On 17 Feb 2004 08:38:10 -0800, (Kevin) wrote:

hi there!

Writing from Toronto, Ontario, Canada.

I've sold my house and will be moving out this weekend. I want to take
some branches from fruit trees (apple, cherry, pear) and red roses
that are about 25 years old.

Is it possible to grow anything from these branches and how would I go
about it transporting them/cultivating them despite this cold weather.
We're in the middle of winter right now, but this week in particular
is going to be hovering ever closer to the + side.

I was thinking of doing some cuttings and then wrapping the cut ends
with soaked paper towels and putting them in a plastic bag. Then
transfer them to a pot with soil and cultivating them indoors (of
course).



Keep your cuttings cool and in a moist but not wet area.. like soak
them then wrap in wet newspapers and put them in a box and kept in a
cool, but not freezing location while you do some research.

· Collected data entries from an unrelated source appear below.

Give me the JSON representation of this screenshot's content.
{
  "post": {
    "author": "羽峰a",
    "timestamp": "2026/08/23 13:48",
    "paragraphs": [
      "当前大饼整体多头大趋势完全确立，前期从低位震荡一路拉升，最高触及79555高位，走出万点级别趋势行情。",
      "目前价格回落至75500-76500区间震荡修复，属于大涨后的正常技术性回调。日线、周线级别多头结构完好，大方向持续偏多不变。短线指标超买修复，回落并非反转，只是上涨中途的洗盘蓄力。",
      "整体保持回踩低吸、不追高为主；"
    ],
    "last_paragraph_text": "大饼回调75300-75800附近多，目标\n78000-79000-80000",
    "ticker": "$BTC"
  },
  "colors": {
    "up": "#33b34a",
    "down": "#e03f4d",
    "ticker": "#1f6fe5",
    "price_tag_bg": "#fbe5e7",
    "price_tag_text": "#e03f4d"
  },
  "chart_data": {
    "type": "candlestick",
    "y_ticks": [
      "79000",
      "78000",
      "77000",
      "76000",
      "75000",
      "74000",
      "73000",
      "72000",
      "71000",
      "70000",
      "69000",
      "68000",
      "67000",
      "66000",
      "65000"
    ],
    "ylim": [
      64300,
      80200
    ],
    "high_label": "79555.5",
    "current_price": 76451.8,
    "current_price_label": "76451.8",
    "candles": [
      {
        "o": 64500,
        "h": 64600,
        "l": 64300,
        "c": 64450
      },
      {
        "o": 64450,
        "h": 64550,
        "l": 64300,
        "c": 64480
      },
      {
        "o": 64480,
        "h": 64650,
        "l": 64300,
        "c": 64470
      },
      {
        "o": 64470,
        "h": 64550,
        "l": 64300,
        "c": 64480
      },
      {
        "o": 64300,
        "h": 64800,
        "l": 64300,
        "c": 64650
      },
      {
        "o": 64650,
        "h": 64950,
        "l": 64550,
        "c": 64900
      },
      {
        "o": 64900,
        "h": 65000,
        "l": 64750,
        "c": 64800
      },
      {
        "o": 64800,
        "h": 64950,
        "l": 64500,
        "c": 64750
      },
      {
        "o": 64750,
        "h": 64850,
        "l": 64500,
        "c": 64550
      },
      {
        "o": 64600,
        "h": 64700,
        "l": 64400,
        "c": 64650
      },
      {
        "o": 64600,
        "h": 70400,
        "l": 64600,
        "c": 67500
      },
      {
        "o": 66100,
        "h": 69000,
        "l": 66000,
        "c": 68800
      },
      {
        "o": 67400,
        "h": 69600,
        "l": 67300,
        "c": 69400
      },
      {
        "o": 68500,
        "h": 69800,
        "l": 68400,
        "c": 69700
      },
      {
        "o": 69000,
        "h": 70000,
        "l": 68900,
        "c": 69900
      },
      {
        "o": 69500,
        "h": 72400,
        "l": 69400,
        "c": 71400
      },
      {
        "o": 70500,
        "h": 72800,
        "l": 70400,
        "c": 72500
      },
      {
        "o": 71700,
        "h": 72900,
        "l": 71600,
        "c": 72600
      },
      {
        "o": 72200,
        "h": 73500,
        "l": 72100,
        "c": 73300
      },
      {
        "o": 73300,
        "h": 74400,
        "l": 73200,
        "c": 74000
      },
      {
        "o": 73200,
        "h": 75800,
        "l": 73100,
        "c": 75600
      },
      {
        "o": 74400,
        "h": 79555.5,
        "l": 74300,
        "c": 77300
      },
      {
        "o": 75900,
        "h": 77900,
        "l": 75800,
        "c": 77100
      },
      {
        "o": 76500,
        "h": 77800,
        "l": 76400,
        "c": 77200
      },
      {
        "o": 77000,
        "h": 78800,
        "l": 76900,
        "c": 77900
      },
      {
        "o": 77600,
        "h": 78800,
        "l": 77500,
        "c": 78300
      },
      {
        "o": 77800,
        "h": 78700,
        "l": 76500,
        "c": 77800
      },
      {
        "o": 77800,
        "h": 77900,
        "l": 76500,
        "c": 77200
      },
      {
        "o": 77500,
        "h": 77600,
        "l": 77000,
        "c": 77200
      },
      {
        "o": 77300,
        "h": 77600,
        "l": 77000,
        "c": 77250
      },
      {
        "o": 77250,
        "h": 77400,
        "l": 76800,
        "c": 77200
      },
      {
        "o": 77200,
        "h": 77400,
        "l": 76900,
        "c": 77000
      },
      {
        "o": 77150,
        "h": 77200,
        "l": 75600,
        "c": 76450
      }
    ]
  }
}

Generally speaking, you don't start fruit trees from cuttings, at
least not from old wood.

However if your new location has some fruit trees of the proper
variety, you could try grafting buds or twigs onto the existing tree,
marking the resulting branch to know not to prune it off. If you get
them to "take" and grow" that will preserve them until you find a
proper rootstock onto which you could do bud grafting, which as others
have told you, most fruit trees are produced these days. There are
some which have grown from seeds, but that is not usual due to the
time involved. Also, some of our tree varieties resulted from a
"sport" on some tree where a branch or bud.. spontaneously "mutated"
in some way we find desirable, and as such, can only be vegetatively
reproduced..aka.. grafting.

There is The Grafter's Handbook you can look at to see how to line up
the cambium layers in your cutting, with the same layer in the host
plant, etc. There are many other books on the subject. Your local
library probably has *something* and book stores may have books you
and browse, particularly if you have a Borders or Barnes & Noble type
store where you can sit down and read the books.

You can start roses from cuttings, usually a stem that has bloomed,
that has at least 3 branches which have at least 5 leaves per branch,
snip off the blossom end so it won't try to make seed, try to include
some of the heel of the stem..where the cutting was connected to the
main stem, poke it down into a rooting medium.. I used dirt when
someone told me how it worked, and then took a mason jar, put water in
it and shook it up to wet the jar, then toss a couple handsful of dry
dirt in the jar, shake it, dump it. Some sticks to the inside of the
jar.. reducing the sun, like shade cloth would... and having put the
cutting in a bright but not overly sunny location I could just push
the jar into the dirt.. kept it watered and .. dang if it didn't root!
First and only time I tried it. There are better things to help now..
rooting hormones with fungicides in various strengths.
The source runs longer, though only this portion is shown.